One of those clear action plans includes a focus on expanding denim assortments at both Gap and Old Navy. Improving comparable store sales and profitability could be critical to a successful spinoff of Old Navy into an independent public company, which the company has said it is planning for next year.
“Traffic remained a challenge, which contributed to overall demand falling below expectation,” Peck told analysts on a conference call. “Our inventory levels going in combined with a competitive environment resulted in elevated promotional activity to clear through inventory once the weather turned.”
The company, according to Peck, has more work to do to position itself for “consistent delivery in this challenging retail environment,” but it is seeing “sequential improvement in the areas that will drive improved results, better product quality, acceptance, increased responsiveness, marketing effectiveness, proved productivity and an optimized store fleet.”
Increased focus on operating discipline, improved execution and measured investment in marketing and talent across all brands “is driving slow but positive momentum” that Peck said gives him confidence heading into back-to-school and holiday.
Gap Inc. will have to show continued discipline around sales, general and administrative expenses (SG&A), reducing inventory commitments, increasing store conversion and improving marketing effectiveness, Peck noted.
Old Navy, according to Peck, is “an exceptional business with exceptional economics…a category killer with excellent four-wall economics and a disciplined cost structure.” While comps in the second quarter were down 5 percent, the chain has grown sales and comps over the last three fiscal years and the company thinks there’s “a lot of white space for continued store expansion,” Peck said.
“We’re leading with our strengths in the back half from a product perspective, specifically leaning into denim, where we are pleased with the results; active, which is performing, and fleece, which we believe we have a lot of upside in,” Peck said, acknowledging some merchandising missteps in the first half.
But the company seems clear on how to tackle its second half.
“We’re amplifying our category strengths with focused, powerful marketing to drive brand relevance and buzz, and we’re also implementing traffic driving initiatives to bring her back into the store,” Peck added. “Most recently, we re-merchandized inside the store in terms of product placement in 50 Old Navy locations.

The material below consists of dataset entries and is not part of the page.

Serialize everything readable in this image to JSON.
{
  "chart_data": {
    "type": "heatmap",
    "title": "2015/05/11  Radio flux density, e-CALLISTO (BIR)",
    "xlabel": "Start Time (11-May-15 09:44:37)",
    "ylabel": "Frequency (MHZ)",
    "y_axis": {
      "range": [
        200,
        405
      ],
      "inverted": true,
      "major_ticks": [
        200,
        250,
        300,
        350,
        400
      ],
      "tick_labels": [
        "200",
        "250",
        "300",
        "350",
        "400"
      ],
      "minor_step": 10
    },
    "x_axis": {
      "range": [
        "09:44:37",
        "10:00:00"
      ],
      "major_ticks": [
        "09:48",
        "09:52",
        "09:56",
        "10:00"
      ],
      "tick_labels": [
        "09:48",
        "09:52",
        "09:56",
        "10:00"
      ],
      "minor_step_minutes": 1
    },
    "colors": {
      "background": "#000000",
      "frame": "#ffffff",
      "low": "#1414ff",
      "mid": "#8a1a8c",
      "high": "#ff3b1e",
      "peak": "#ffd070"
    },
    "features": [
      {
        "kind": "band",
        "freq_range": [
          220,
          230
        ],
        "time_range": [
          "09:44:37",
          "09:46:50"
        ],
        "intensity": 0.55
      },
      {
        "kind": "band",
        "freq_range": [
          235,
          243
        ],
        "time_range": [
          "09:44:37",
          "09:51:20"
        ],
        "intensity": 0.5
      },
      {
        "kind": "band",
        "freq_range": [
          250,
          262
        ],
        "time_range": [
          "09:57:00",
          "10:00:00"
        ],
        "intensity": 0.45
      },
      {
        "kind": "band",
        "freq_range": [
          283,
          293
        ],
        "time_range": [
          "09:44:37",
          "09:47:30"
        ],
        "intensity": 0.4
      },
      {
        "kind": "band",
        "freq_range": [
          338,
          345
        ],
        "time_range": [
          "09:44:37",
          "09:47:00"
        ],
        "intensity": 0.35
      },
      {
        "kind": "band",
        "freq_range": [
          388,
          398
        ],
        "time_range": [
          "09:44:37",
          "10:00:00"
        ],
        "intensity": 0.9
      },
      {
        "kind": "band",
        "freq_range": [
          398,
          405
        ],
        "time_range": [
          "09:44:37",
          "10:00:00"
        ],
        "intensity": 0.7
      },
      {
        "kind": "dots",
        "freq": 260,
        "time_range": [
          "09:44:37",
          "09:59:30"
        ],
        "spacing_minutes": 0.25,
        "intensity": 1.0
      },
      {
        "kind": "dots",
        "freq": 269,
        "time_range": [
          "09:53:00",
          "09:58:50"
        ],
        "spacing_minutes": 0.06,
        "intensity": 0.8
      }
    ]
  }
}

And while we did this very recently, we’re seeing very early but positive results that we will intend to roll across the Old Navy fleet as we read the test results.”
The company’s views of the fundamental strength of the Old Navy business and brand remain strong. Old Navy’s market share position holds steady at 3.1 percent, according to Peck, and it remains the No. 2 largest apparel brand and the No. 9 largest retailer, he noted, citing NPD data.

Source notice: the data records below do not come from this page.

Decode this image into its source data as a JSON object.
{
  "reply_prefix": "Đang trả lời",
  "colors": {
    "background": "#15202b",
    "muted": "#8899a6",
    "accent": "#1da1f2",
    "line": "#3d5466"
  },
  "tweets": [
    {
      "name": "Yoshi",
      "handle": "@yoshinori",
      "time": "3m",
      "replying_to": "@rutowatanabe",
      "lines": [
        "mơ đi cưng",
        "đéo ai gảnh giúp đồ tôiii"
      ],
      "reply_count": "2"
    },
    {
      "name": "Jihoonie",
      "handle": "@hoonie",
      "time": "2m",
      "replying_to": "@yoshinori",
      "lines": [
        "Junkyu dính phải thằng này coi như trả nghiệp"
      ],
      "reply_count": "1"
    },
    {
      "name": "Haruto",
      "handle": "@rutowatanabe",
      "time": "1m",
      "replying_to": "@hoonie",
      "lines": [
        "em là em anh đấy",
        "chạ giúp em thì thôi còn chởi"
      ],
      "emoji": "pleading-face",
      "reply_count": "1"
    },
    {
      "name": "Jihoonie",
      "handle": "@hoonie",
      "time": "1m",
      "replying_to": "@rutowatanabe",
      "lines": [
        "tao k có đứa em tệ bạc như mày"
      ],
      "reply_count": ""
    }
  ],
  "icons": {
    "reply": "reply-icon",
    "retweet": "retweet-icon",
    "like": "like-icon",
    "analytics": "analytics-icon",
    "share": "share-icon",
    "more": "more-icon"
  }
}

For the Gap brand, the CEO said despite traffic challenges, “we did see all channels of the brand deliver positive sales over traffic for the quarter.” The company has made “meaningful improvements to the product engine of the brand, with tighter strategic priorities, process improvements and talent and structure changes.”

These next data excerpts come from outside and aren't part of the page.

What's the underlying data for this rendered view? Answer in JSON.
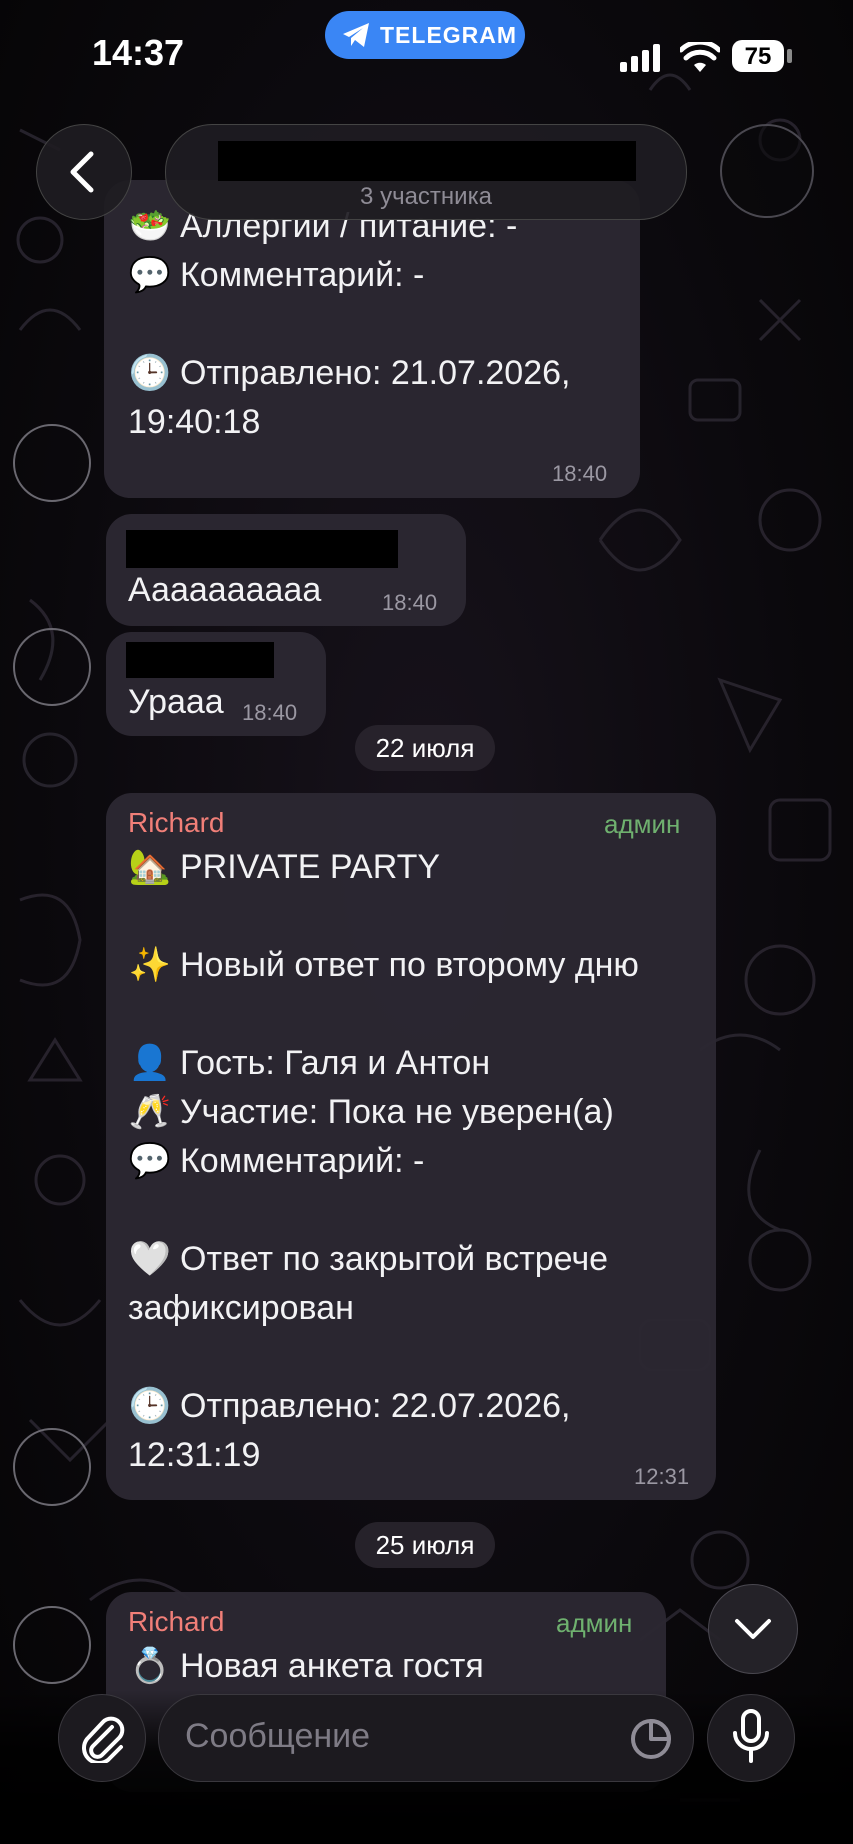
{
  "status_bar": {
    "time": "14:37",
    "telegram_label": "TELEGRAM",
    "battery": "75"
  },
  "header": {
    "subtitle": "3 участника"
  },
  "messages": {
    "form_tail": {
      "line_allergy": "Аллергии / питание: -",
      "line_comment": "Комментарий: -",
      "line_sent_1": "Отправлено: 21.07.2026,",
      "line_sent_2": "19:40:18",
      "time": "18:40"
    },
    "reply_a": {
      "text": "Ааааааааaa",
      "time": "18:40"
    },
    "reply_b": {
      "text": "Урааа",
      "time": "18:40"
    },
    "date_1": "22 июля",
    "party": {
      "sender": "Richard",
      "role": "админ",
      "lines": [
        "PRIVATE PARTY",
        "",
        "Новый ответ по второму дню",
        "",
        "Гость: Галя и Антон",
        "Участие: Пока не уверен(а)",
        "Комментарий: -",
        "",
        "Ответ по закрытой встрече",
        "зафиксирован",
        "",
        "Отправлено: 22.07.2026,",
        "12:31:19"
      ],
      "time": "12:31"
    },
    "date_2": "25 июля",
    "new_form": {
      "sender": "Richard",
      "role": "админ",
      "text": "Новая анкета гостя"
    }
  },
  "composer": {
    "placeholder": "Сообщение"
  },
  "icons": {
    "back": "chevron-left-icon",
    "attach": "paperclip-icon",
    "sticker": "sticker-icon",
    "mic": "microphone-icon",
    "scroll_down": "chevron-down-icon",
    "telegram": "telegram-plane-icon"
  },
  "colors": {
    "sender": "#f17f78",
    "admin": "#6fb16f",
    "chip": "#3a86f5",
    "bubble": "#2c2832"
  }
}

Women’s bottoms is a bellwether category, Peck noted, adding, “that’s why we’ve been so focused on accelerating denim.”
“What you will see executed in every one of our Gap stores is a proud front and center denim moment where we stand for denim and windows that support that,” he said. “And we feel like she’s getting that and she’s seeing the new fits that we have and she’s reacting to it quite well…Our tagline is ‘It’s Our Denim Now’ and we’re really trying to focus on denim for all, including inclusive sizing that allows us to reach out to a larger size customer.”
Denim has been in a bit of a flat cycle, Peck said, “which has always historically been then followed by something that really motivates the consumer to get off her couch and into the stores, and we’re seeing some of that right now in leg shape and rise certainly, but we anticipate that we’re going to see some trends emerging in the springtime that are going to play into our denim authority.”
Tariffs and pricing
Teri List-Stoll, executive vice president and chief financial officer, said Gap Inc. is closely monitoring the impending tariffs on Chinese apparel imports.
“Our teams have contingency plans in place for the back half related to the List 4 tariffs, including partnering with our vendors to share in the cost, as well as pricing actions,” List-Stoll said.
There are addition ways to mitigate prices, Peck said, such as looking at places “where we should be adjusting tickets and adjusting those either at the factory or in our DCs or in our stores. We have the capacity to do all of that.”
“By far the bigger lever is continuing to tighten up our inventories…that allows us to improve our yields and reduce our promotional intensity and recover it that way, as well,” Peck said. “Obviously, our first and foremost would be that we get into a more predictable environment where we aren’t sort of constantly being whipsawed by what’s going to happen tomorrow, but we’re very flexible and we can deal with it as it comes along.”
Gap Inc. is working on a targeted pricing strategy in certain categories “where we have pricing authority versus a broad-based increase in pricing,” List-Stoll said, adding, “The unmitigated impacts of List 4 tariffs would be an incremental 6 cent impact to our guidance based on current estimates. So, through our mitigation and contingency plans, we would expect this impact to be much slower.”